The 22 satellites so far contracted to join the four already in orbit are having their payloads manufactured at Surrey Satellite Technology Ltd in the UK, which are then integrated to their satellite platforms at OHB in Germany. Finally, each complete satellite is tested at ESTEC in the Netherlands for launch from Europe’s Spaceport in French Guiana.
This main manufacturing process is fed by smaller but no less crucial production lines all across Europe, run by specialised companies supplying essential building blocks to Galileo’s prime contractors.
A norwegian conpany, Kongsberg Norspace, located to the south of Oslo, is the supplier of two key elements within the satellites: the Frequency Generator and Upconverter Units (FGUUs) and Search and Rescue Transponders (SARTs).
The redundant shoebox-sized FGUU takes the outputs of the satellite’s adjacent Navigation Signal Generator Unit and converts them into L-band signals across Galileo’s three spectral bands. It is these signals that end up guiding Galileo users through their receivers.
The FGUU relies on Galileo’s atomic clocks to keep accurately locked on its set frequency.

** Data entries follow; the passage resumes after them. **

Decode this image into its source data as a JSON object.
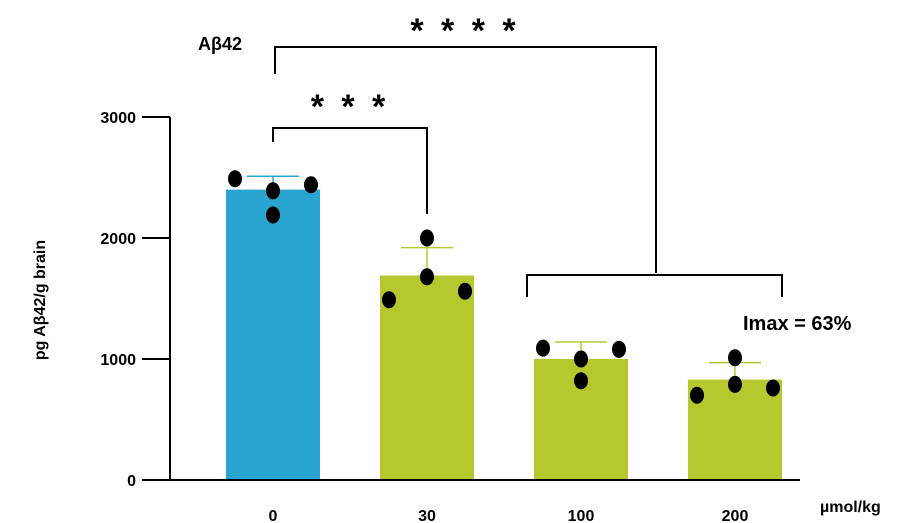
{
  "chart_data": {
    "type": "bar",
    "title": "Aβ42",
    "ylabel": "pg Aβ42/g brain",
    "xunit": "µmol/kg",
    "categories": [
      "0",
      "30",
      "100",
      "200"
    ],
    "values": [
      2400,
      1690,
      1000,
      830
    ],
    "errors": [
      110,
      230,
      140,
      140
    ],
    "points": [
      [
        2490,
        2390,
        2440,
        2190
      ],
      [
        2000,
        1680,
        1490,
        1560
      ],
      [
        1090,
        1000,
        820,
        1080
      ],
      [
        1010,
        790,
        700,
        760
      ]
    ],
    "bar_colors": [
      "#2aa5d2",
      "#b5c92f",
      "#b5c92f",
      "#b5c92f"
    ],
    "ylim": [
      0,
      3000
    ],
    "yticks": [
      "0",
      "1000",
      "2000",
      "3000"
    ],
    "significance": [
      {
        "label": "* * *",
        "from": "0",
        "to": "30"
      },
      {
        "label": "* * * *",
        "from": "0",
        "to": "100-200"
      }
    ],
    "annotation": "Imax = 63%",
    "grid": false
  }
}
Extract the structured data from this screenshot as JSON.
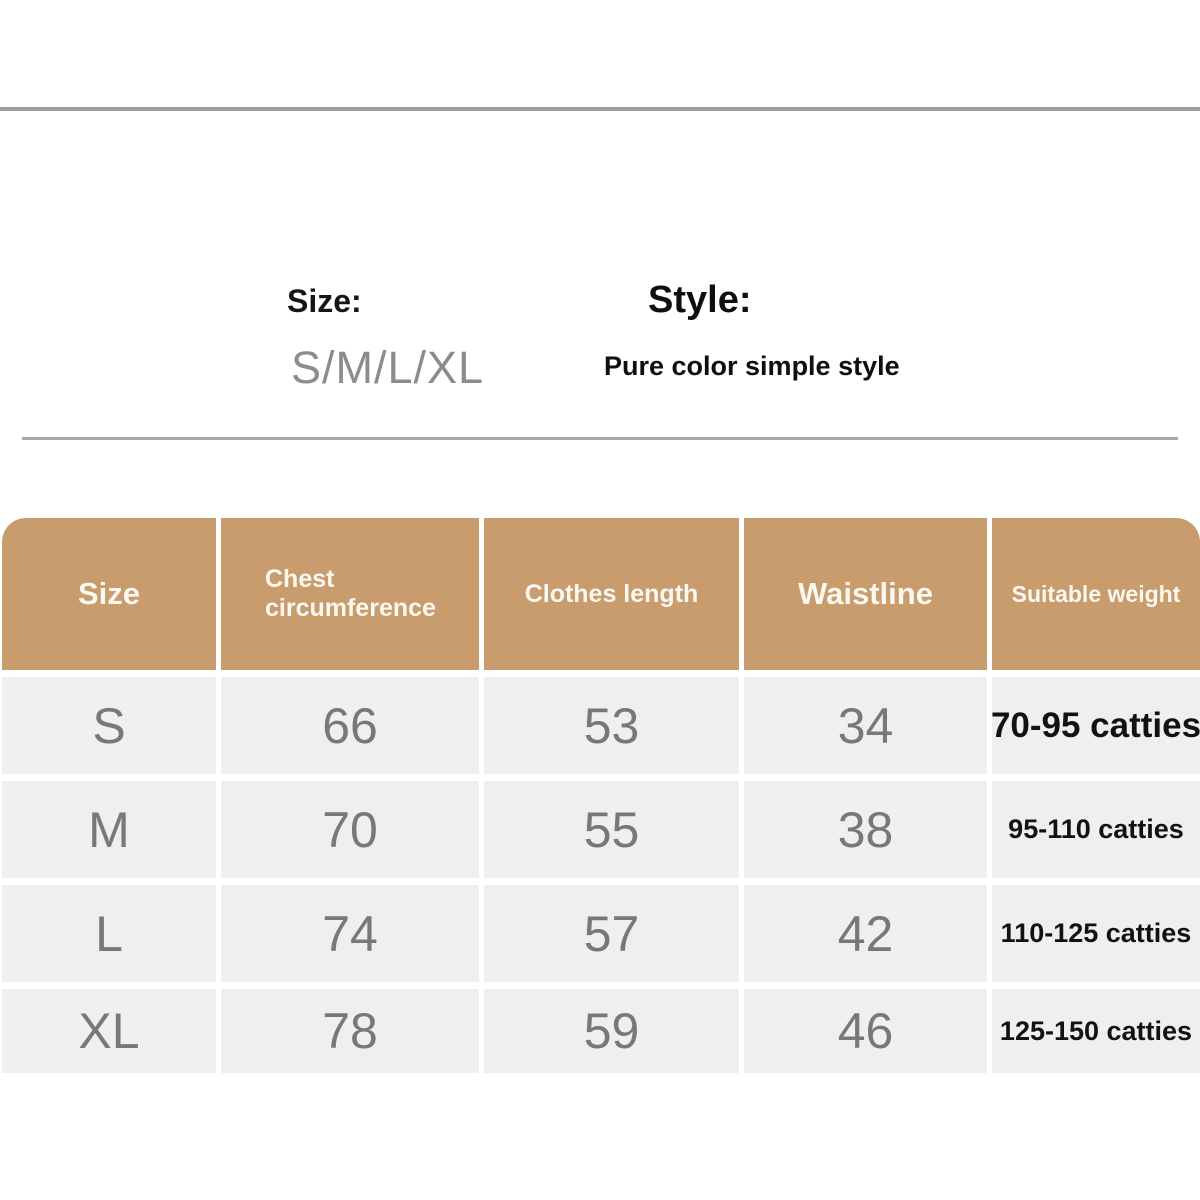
{
  "page": {
    "background": "#ffffff"
  },
  "top_photo_strip": {
    "gray_color": "#9aa0a4",
    "dark_color_start": "#11161d",
    "dark_color_end": "#44607e"
  },
  "product_info": {
    "size_label": "Size:",
    "size_value": "S/M/L/XL",
    "style_label": "Style:",
    "style_value": "Pure color simple style"
  },
  "colors": {
    "table_header_bg": "#c89c6d",
    "table_header_text": "#fbf7f1",
    "table_row_bg": "#f0efee",
    "table_value_text": "#787878",
    "weight_text": "#121212",
    "divider": "#a8a8a8"
  },
  "chart_data": {
    "type": "table",
    "columns": [
      "Size",
      "Chest circumference",
      "Clothes length",
      "Waistline",
      "Suitable weight"
    ],
    "rows": [
      [
        "S",
        "66",
        "53",
        "34",
        "70-95 catties"
      ],
      [
        "M",
        "70",
        "55",
        "38",
        "95-110 catties"
      ],
      [
        "L",
        "74",
        "57",
        "42",
        "110-125 catties"
      ],
      [
        "XL",
        "78",
        "59",
        "46",
        "125-150 catties"
      ]
    ]
  }
}
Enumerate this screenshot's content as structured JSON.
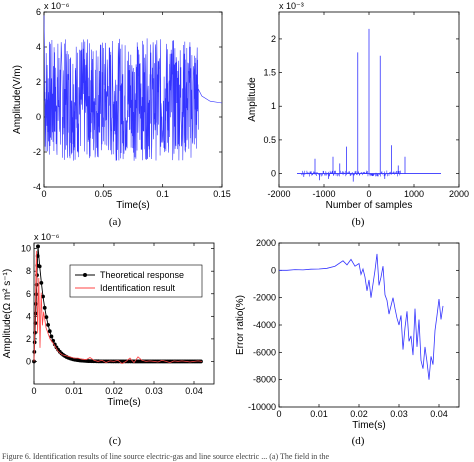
{
  "caption": "Figure 6. Identification results of line source electric-gas and line source electric ... (a) The field in the",
  "chart_data": [
    {
      "id": "a",
      "panel_label": "(a)",
      "type": "line",
      "xlabel": "Time(s)",
      "ylabel": "Amplitude(V/m)",
      "multiplier": "x 10⁻⁶",
      "xlim": [
        0,
        0.15
      ],
      "ylim": [
        -4,
        6
      ],
      "xticks": [
        0,
        0.05,
        0.1,
        0.15
      ],
      "yticks": [
        -4,
        -2,
        0,
        2,
        4,
        6
      ],
      "xtick_labels": [
        "0",
        "0.05",
        "0.1",
        "0.15"
      ],
      "ytick_labels": [
        "-4",
        "-2",
        "0",
        "2",
        "4",
        "6"
      ],
      "color": "#3333ff",
      "signal": {
        "start": 0,
        "end": 0.13,
        "min": -2.5,
        "max": 4.5,
        "spike_start_value": 5.8,
        "tail": [
          [
            0.13,
            1.6
          ],
          [
            0.133,
            1.2
          ],
          [
            0.14,
            0.9
          ],
          [
            0.15,
            0.8
          ]
        ]
      }
    },
    {
      "id": "b",
      "panel_label": "(b)",
      "type": "stem",
      "xlabel": "Number of samples",
      "ylabel": "Amplitude",
      "multiplier": "x 10⁻³",
      "xlim": [
        -2000,
        2000
      ],
      "ylim": [
        -0.2,
        2.4
      ],
      "xticks": [
        -2000,
        -1000,
        0,
        1000,
        2000
      ],
      "yticks": [
        0,
        0.5,
        1,
        1.5,
        2
      ],
      "xtick_labels": [
        "-2000",
        "-1000",
        "0",
        "1000",
        "2000"
      ],
      "ytick_labels": [
        "0",
        "0.5",
        "1",
        "1.5",
        "2"
      ],
      "color": "#3333ff",
      "x": [
        -1200,
        -800,
        -500,
        -250,
        0,
        250,
        500,
        800,
        -1450,
        -1100,
        -900,
        -650,
        -350,
        350,
        650
      ],
      "y": [
        0.22,
        0.25,
        0.4,
        1.8,
        2.15,
        1.75,
        0.42,
        0.25,
        -0.05,
        -0.1,
        -0.08,
        0.15,
        -0.12,
        -0.08,
        0.12
      ],
      "noise_range": [
        -1500,
        700
      ],
      "baseline_range": [
        -1600,
        1600
      ]
    },
    {
      "id": "c",
      "panel_label": "(c)",
      "type": "line",
      "xlabel": "Time(s)",
      "ylabel": "Amplitude(Ω m² s⁻¹)",
      "multiplier": "x 10⁻⁶",
      "xlim": [
        0,
        0.045
      ],
      "ylim": [
        -2,
        10.5
      ],
      "xticks": [
        0,
        0.01,
        0.02,
        0.03,
        0.04
      ],
      "yticks": [
        0,
        2,
        4,
        6,
        8,
        10
      ],
      "xtick_labels": [
        "0",
        "0.01",
        "0.02",
        "0.03",
        "0.04"
      ],
      "ytick_labels": [
        "0",
        "2",
        "4",
        "6",
        "8",
        "10"
      ],
      "legend_position": "top-right",
      "series": [
        {
          "name": "Theoretical response",
          "color": "#000000",
          "style": "line-dots",
          "peak": [
            0.001,
            10.2
          ],
          "decay_tau": 0.0022,
          "x_end": 0.042
        },
        {
          "name": "Identification result",
          "color": "#ff4444",
          "style": "line",
          "x": [
            0,
            0.0003,
            0.0006,
            0.0009,
            0.0012,
            0.0015,
            0.0018,
            0.0021,
            0.0024,
            0.003,
            0.004,
            0.005,
            0.006,
            0.007,
            0.008,
            0.009,
            0.01,
            0.011,
            0.012,
            0.013,
            0.014,
            0.015,
            0.016,
            0.017,
            0.018,
            0.019,
            0.02,
            0.021,
            0.022,
            0.023,
            0.024,
            0.025,
            0.026,
            0.027,
            0.028,
            0.029,
            0.03,
            0.031,
            0.032,
            0.033,
            0.034,
            0.035,
            0.036,
            0.037,
            0.038,
            0.039,
            0.04,
            0.041,
            0.042
          ],
          "y": [
            0,
            4.5,
            9.8,
            2.5,
            7.4,
            1.2,
            6.1,
            3.2,
            4.4,
            3.0,
            2.0,
            1.5,
            0.9,
            0.6,
            0.5,
            0.4,
            0.3,
            0.3,
            0.2,
            0.15,
            0.35,
            0.1,
            0.0,
            0.1,
            -0.1,
            0.05,
            0.0,
            0.1,
            -0.2,
            0.0,
            0.3,
            -0.1,
            0.4,
            0.1,
            0.0,
            0.05,
            0.0,
            -0.05,
            0.1,
            0.0,
            -0.1,
            0.05,
            0.0,
            0.05,
            0.0,
            -0.05,
            0.0,
            0.05,
            0.0
          ]
        }
      ]
    },
    {
      "id": "d",
      "panel_label": "(d)",
      "type": "line",
      "xlabel": "Time(s)",
      "ylabel": "Error ratio(%)",
      "xlim": [
        0,
        0.045
      ],
      "ylim": [
        -10000,
        2000
      ],
      "xticks": [
        0,
        0.01,
        0.02,
        0.03,
        0.04
      ],
      "yticks": [
        -10000,
        -8000,
        -6000,
        -4000,
        -2000,
        0,
        2000
      ],
      "xtick_labels": [
        "0",
        "0.01",
        "0.02",
        "0.03",
        "0.04"
      ],
      "ytick_labels": [
        "-10000",
        "-8000",
        "-6000",
        "-4000",
        "-2000",
        "0",
        "2000"
      ],
      "color": "#3333ff",
      "x": [
        0,
        0.002,
        0.004,
        0.006,
        0.008,
        0.01,
        0.012,
        0.014,
        0.016,
        0.017,
        0.018,
        0.019,
        0.02,
        0.0205,
        0.021,
        0.0215,
        0.022,
        0.0225,
        0.023,
        0.0235,
        0.024,
        0.0245,
        0.025,
        0.0255,
        0.026,
        0.0265,
        0.027,
        0.0275,
        0.028,
        0.0285,
        0.029,
        0.0295,
        0.03,
        0.0305,
        0.031,
        0.0315,
        0.032,
        0.0325,
        0.033,
        0.0335,
        0.034,
        0.0345,
        0.035,
        0.0355,
        0.036,
        0.0365,
        0.037,
        0.0375,
        0.038,
        0.0385,
        0.039,
        0.0395,
        0.04,
        0.0405,
        0.041
      ],
      "y": [
        0,
        0,
        50,
        30,
        80,
        100,
        150,
        300,
        700,
        400,
        800,
        300,
        500,
        -300,
        100,
        -500,
        -1500,
        -700,
        -2000,
        -1000,
        0,
        1200,
        -1100,
        -500,
        300,
        -1800,
        -2200,
        -3200,
        -2600,
        -2000,
        -2800,
        -3500,
        -4000,
        -3300,
        -5800,
        -4200,
        -3000,
        -5200,
        -4800,
        -6200,
        -2800,
        -5600,
        -3600,
        -6600,
        -7200,
        -5600,
        -6700,
        -8000,
        -6300,
        -6900,
        -4400,
        -3300,
        -2100,
        -3600,
        -2600
      ]
    }
  ]
}
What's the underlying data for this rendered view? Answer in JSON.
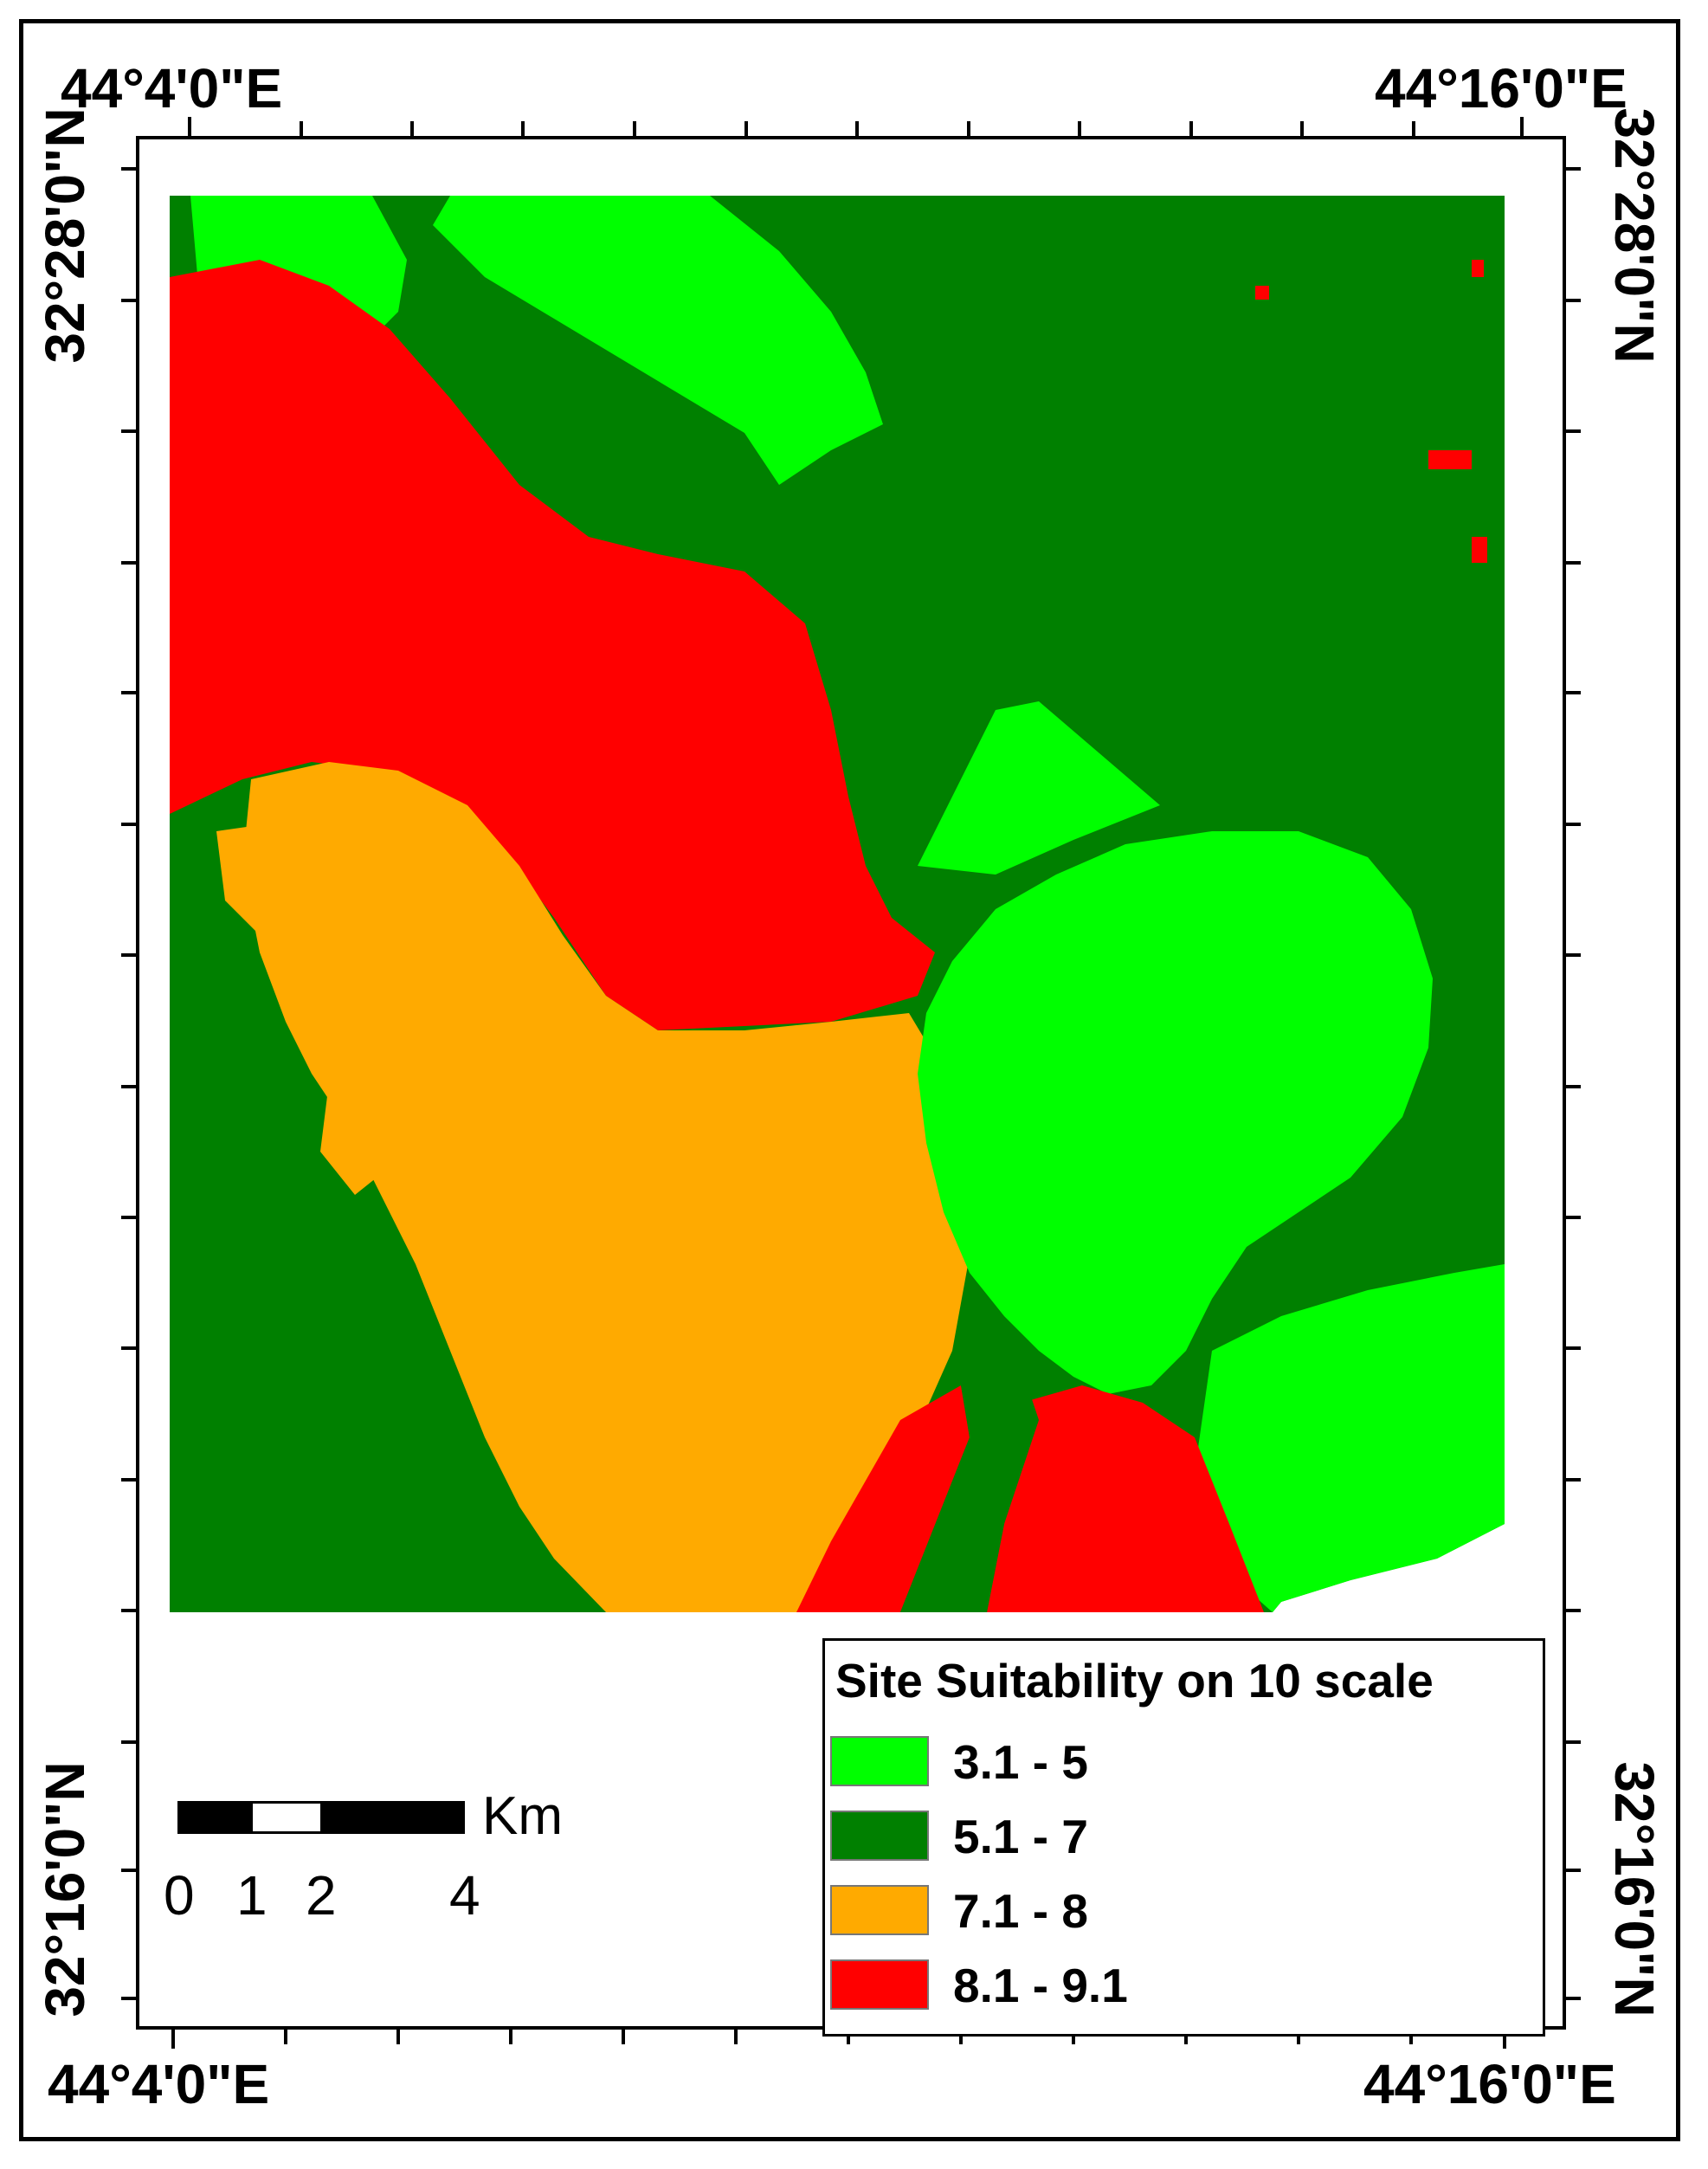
{
  "map": {
    "coordinates": {
      "lon_west": "44°4'0\"E",
      "lon_east": "44°16'0\"E",
      "lat_north": "32°28'0\"N",
      "lat_south": "32°16'0\"N"
    },
    "colors": {
      "class_3_1_5": "#00FF00",
      "class_5_1_7": "#008000",
      "class_7_1_8": "#FFAA00",
      "class_8_1_9_1": "#FF0000"
    }
  },
  "legend": {
    "title": "Site Suitability on 10 scale",
    "items": [
      {
        "label": "3.1 - 5",
        "color": "#00FF00"
      },
      {
        "label": "5.1 - 7",
        "color": "#008000"
      },
      {
        "label": "7.1 - 8",
        "color": "#FFAA00"
      },
      {
        "label": "8.1 - 9.1",
        "color": "#FF0000"
      }
    ]
  },
  "scale_bar": {
    "unit": "Km",
    "ticks": [
      "0",
      "1",
      "2",
      "4"
    ]
  }
}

It also actively determines which of the clocks and other redundant subsystems it should employ at any one time for optimal operations.
Kongsberg Norspace also contributes to the non-redundant SART, which picks up emergency distress calls from the ground or sea and relays them to the nearest rescue centre, while also sending a return-link message that help is on the way. Galileo’s search and rescue capability marks a significant enlargement of the international Cospas-Sarsat system.